I still can’t believe all the steps I went through, and the whole process has made me quite bitter about Xilinx’s software tools. I’m sure it would be easier if I had better general knowledge of this field, but the last few weeks of this project have been like being lost at sea, and totally disoriented. It still feels more like a series of disconnected guesses than a genuine understanding, but here’s what I’ve managed to piece together on the topic of using the DDR2 SDRAM that’s on the Spartan 3A kit board.

1. The Xilinx MIG can’t be used to generate a new memory controller design for the Spartan 3A board. This is because the way the SDRAM on the board is connected to the FPGA pins violates some of the MIG design rules. The only solution is to use the pre-built Spartan 3A board reference controller design, which then locks you into a specific burst length and CAS latency, or to hand-modify the code generated by the MIG, which is way beyond the skills of a noob like me.

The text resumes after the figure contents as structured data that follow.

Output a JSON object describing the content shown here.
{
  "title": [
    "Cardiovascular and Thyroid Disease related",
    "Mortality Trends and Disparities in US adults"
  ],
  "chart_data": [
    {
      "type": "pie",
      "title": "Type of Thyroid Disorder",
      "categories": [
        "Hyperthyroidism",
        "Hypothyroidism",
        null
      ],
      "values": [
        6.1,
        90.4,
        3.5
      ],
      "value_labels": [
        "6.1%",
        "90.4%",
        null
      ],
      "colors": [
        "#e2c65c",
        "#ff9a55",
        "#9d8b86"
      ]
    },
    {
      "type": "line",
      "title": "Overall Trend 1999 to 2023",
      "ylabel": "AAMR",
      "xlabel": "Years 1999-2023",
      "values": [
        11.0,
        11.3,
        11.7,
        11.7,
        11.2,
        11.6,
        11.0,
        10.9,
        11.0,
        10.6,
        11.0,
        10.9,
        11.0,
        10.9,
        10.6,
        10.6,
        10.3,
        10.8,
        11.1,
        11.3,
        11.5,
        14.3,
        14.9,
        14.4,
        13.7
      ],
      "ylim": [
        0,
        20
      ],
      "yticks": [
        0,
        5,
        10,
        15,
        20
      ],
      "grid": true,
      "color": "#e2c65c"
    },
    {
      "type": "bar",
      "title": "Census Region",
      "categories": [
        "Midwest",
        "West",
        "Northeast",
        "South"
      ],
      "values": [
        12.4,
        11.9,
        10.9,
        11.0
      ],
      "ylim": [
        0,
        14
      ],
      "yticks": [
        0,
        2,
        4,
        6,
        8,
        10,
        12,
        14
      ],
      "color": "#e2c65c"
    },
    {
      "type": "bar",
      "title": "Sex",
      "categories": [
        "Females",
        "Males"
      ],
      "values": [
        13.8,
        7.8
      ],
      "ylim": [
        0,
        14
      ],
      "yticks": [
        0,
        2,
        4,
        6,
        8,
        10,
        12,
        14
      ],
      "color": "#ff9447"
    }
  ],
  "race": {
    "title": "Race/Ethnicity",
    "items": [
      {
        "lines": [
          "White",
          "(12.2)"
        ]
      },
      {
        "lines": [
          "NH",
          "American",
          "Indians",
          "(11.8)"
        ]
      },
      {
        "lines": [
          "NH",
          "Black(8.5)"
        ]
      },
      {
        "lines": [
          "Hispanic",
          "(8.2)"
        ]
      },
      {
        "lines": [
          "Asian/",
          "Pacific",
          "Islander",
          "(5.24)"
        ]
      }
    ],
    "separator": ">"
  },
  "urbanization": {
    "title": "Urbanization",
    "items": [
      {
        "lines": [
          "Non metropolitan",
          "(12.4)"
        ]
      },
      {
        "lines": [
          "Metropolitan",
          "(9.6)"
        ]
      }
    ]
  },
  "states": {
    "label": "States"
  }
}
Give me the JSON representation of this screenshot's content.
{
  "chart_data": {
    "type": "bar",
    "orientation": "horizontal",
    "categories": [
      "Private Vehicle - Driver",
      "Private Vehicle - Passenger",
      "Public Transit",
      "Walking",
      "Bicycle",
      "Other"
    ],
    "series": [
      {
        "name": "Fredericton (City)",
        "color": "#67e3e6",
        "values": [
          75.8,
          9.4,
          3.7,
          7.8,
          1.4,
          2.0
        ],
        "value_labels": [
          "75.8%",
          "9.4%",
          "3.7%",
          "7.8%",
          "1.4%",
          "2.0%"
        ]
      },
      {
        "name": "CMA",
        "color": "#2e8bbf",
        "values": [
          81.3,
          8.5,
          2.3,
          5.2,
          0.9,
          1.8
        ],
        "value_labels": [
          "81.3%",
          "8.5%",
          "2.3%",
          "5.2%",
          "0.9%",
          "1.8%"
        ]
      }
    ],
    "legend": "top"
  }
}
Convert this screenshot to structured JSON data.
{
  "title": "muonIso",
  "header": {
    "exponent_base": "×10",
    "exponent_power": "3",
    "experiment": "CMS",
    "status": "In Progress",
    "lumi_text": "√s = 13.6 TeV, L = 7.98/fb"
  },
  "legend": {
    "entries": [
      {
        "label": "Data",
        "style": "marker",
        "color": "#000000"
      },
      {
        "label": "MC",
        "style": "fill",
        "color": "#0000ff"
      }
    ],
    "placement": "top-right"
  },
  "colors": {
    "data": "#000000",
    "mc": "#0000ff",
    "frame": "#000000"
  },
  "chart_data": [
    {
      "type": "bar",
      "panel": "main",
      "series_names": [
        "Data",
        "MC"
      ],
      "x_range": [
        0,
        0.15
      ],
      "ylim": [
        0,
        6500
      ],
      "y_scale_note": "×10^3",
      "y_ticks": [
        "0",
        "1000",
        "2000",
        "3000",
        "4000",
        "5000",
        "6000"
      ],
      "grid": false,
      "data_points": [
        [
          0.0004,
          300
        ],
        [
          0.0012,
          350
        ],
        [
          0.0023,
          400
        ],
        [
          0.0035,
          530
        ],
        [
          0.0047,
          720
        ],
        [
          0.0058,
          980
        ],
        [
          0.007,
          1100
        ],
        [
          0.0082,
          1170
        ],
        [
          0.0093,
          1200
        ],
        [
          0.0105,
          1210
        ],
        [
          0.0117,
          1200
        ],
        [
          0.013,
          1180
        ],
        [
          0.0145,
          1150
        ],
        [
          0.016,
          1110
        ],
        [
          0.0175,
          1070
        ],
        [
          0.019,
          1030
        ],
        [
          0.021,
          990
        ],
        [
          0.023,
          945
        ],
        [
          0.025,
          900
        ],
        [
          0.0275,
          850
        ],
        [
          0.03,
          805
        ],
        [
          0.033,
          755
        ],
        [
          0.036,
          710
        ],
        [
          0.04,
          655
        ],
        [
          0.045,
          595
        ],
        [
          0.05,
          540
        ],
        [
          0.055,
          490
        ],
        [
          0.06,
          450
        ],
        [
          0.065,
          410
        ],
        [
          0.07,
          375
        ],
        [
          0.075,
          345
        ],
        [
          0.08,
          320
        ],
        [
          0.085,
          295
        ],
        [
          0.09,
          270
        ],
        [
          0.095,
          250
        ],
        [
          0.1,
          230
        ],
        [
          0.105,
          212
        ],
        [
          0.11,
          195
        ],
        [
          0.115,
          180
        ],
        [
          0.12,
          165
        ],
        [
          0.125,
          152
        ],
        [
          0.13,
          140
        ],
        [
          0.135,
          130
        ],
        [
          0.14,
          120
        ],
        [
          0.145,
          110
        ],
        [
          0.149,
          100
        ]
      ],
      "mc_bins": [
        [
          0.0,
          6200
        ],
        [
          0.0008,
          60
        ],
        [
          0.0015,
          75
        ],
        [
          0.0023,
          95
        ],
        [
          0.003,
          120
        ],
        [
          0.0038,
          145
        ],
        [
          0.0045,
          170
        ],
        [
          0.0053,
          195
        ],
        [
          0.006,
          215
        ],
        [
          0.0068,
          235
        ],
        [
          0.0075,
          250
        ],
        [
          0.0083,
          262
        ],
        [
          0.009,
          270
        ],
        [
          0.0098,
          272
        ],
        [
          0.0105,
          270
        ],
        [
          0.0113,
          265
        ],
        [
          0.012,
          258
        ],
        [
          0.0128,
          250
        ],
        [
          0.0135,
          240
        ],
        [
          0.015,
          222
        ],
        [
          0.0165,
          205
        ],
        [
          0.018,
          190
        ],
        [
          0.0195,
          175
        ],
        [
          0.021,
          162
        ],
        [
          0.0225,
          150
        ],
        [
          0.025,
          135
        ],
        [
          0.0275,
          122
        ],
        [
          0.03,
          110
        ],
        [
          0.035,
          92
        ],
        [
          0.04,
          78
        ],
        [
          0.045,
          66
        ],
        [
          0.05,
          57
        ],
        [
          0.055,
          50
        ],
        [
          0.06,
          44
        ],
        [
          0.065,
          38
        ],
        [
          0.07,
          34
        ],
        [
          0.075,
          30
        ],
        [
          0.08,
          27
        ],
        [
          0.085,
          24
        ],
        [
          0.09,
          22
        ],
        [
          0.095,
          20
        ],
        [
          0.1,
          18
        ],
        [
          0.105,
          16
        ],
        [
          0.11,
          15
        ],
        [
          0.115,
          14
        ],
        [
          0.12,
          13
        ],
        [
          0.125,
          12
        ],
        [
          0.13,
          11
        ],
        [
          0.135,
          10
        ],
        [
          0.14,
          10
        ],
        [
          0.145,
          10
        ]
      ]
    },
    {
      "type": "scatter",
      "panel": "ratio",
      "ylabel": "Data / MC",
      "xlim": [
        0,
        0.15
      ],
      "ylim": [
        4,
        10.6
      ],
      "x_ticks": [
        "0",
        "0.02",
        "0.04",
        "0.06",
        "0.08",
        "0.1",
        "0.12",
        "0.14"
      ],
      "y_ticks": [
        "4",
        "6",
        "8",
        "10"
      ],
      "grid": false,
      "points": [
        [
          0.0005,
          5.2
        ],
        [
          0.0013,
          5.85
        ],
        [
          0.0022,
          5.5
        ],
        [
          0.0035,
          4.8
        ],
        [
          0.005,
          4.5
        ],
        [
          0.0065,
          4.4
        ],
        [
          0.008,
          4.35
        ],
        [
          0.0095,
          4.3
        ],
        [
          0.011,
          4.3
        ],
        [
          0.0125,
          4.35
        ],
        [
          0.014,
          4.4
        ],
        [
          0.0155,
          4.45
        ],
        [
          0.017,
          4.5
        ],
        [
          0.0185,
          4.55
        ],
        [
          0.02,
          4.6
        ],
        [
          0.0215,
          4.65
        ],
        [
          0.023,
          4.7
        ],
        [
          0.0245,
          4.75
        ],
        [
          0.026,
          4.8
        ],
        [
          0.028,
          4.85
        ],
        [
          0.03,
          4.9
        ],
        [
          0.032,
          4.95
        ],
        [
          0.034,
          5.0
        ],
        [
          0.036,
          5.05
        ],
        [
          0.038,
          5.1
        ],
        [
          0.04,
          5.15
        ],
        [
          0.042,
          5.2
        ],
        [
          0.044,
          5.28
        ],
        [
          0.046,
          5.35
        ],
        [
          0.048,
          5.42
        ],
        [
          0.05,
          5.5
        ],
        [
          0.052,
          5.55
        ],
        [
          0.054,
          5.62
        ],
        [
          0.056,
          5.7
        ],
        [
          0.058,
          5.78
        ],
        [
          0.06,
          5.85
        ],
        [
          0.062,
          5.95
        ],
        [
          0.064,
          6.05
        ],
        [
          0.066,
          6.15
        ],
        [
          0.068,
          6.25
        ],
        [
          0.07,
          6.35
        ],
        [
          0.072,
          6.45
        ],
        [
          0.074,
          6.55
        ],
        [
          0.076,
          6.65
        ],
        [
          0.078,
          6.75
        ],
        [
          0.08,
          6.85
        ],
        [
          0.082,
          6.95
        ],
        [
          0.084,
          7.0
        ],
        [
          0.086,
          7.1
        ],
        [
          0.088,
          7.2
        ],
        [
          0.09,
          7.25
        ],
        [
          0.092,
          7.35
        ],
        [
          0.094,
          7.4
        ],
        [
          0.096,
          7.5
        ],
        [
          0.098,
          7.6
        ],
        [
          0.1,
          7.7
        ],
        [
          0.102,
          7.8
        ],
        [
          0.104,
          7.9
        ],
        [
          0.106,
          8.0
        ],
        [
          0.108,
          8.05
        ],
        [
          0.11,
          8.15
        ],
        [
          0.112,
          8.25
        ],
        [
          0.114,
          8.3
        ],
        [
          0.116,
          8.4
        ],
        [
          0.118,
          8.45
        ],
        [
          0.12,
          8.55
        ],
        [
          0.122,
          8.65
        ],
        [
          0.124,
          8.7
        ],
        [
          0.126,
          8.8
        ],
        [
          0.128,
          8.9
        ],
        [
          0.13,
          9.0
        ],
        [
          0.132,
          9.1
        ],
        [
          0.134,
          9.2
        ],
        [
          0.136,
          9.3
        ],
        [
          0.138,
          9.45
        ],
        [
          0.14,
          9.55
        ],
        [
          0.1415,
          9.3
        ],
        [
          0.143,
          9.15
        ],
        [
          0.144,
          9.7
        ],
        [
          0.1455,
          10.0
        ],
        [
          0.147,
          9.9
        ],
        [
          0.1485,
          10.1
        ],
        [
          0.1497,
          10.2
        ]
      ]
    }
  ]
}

2. Using the newest version of the Xilinx ISE and MIG, attempting to add the Spartan 3A reference design to your project will cause a crash. No answer from Xilinx support on this.
3. You can also get the Spartan 3A reference design as a zip file. But if you unzip it, add all the files to a new ISE project, and try to build it, you’ll get lots of errors about non-existant nets that I couldn’t resolve.
4. There’s also a batch file in the zip file that will create a new ISE project for you. But try to build it, and you’ll be told that the design requires a ChipScopePro license, which is Xilinx’s software logic analyzer. I found a discussion of this on the Xilinx forums, but no resolution other than to create a new controller design that omits ChipScopePro support, which is impossible for this board due to issue number 1 above.
5. What finally worked was to hand-edit the reference design, deleting parts of it semi-randomly until the ChipScopePro error disappeared. It turned out that required removing three modules called icon, ila, and vio, none of which seemed obviously related to debugging to me.

So there you have it. The next step will be to begin to actually use this interface for something more interesting than lighting up an LED. I’m just now realizing that the interface created by the MIG is just the first, small step towards what the 3DGT memory controller must eventually become. It’s not enough to simply have an interface that permits reading and writing. To achieve half-way decent performance, much care will be required to manage and coordinate those reads and writes, minimizing waiting and wasted time, and maximizing throughput. And to top it off, it’s going to need a bus master to arbitrate memory access between the display circuit, pixel processors, vertex processors, and any other consumers of memory. All this is a substantial project in itself, that will need to be at least partially completed before any real progress can begin on the 3D part of 3DGT. Looks like a long, slow climb, but I’m moving ahead.